EU braucht Kompetenz für Außengrenzschutz. Effektive, rasche Rückführungen. Legale Zuwanderung stärken. Terrorpropaganda löschen.

Straßburg, 12. September 2018 (ÖVP-PD) "Das ist eine wichtige Richtungsentscheidung für eine effektive Antwort auf die Migrationsfrage und ein Fortschritt im Kampf gegen den Terrorismus", sagt der Europaabgeordnete Heinz K. Becker, Sicherheitssprecher der ÖVP im Europaparlament, zur heutigen Vorlage entsprechender Gesetzesvorschläge durch die EU-Kommission. "Wichtig ist auch, dass sichere und legale Wege der Zuwanderung nach Europa beschritten werden können. Denken wir nur an den Fachkräftemangel."
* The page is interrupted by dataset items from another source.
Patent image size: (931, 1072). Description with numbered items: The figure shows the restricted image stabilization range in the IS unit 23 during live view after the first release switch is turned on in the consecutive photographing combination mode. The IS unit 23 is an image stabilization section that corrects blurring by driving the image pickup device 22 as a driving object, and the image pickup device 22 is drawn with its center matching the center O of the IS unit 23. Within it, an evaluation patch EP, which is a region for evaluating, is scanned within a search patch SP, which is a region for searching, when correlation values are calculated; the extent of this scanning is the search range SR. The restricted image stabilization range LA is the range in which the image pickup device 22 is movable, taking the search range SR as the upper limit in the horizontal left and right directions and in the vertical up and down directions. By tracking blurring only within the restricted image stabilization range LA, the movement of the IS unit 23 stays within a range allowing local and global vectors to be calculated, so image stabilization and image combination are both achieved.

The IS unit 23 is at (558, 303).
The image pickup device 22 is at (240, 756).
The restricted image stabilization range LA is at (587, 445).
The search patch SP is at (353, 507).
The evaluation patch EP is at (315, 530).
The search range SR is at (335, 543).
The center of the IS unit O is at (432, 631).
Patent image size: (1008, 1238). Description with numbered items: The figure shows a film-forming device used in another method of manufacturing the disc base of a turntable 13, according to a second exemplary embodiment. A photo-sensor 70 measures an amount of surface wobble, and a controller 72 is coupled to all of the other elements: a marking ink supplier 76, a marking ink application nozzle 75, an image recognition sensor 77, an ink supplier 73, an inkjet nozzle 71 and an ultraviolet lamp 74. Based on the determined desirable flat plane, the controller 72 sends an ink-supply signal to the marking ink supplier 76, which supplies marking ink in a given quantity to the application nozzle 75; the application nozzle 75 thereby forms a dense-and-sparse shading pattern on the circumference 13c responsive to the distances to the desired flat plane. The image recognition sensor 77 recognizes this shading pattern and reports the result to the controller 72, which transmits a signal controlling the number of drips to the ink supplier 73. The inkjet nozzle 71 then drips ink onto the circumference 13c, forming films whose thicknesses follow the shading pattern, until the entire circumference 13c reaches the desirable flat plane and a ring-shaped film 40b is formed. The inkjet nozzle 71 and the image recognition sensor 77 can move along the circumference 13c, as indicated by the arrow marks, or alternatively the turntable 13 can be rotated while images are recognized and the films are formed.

Die Europäische Grenz- und Küstenwache muss selbstständig tätig werden können, wenn ein Mitgliedsstaat die Grenzen nicht alleine sichern kann. Heinz K. Becker MEP

"Ich begrüße sehr, dass die Kommission meine Forderungen von 2016 umsetzen und weiter in Richtung EU-Zuständigkeit für den Außengrenzschutz gehen will. Die Europäische Agentur für Grenz- und Küstenwache muss selbstständig tätig werden können, wenn ein Mitgliedsstaat die Grenzen nicht alleine sichern kann - dafür werde ich mich im Europaparlament mit aller Kraft einsetzen", sagt Becker.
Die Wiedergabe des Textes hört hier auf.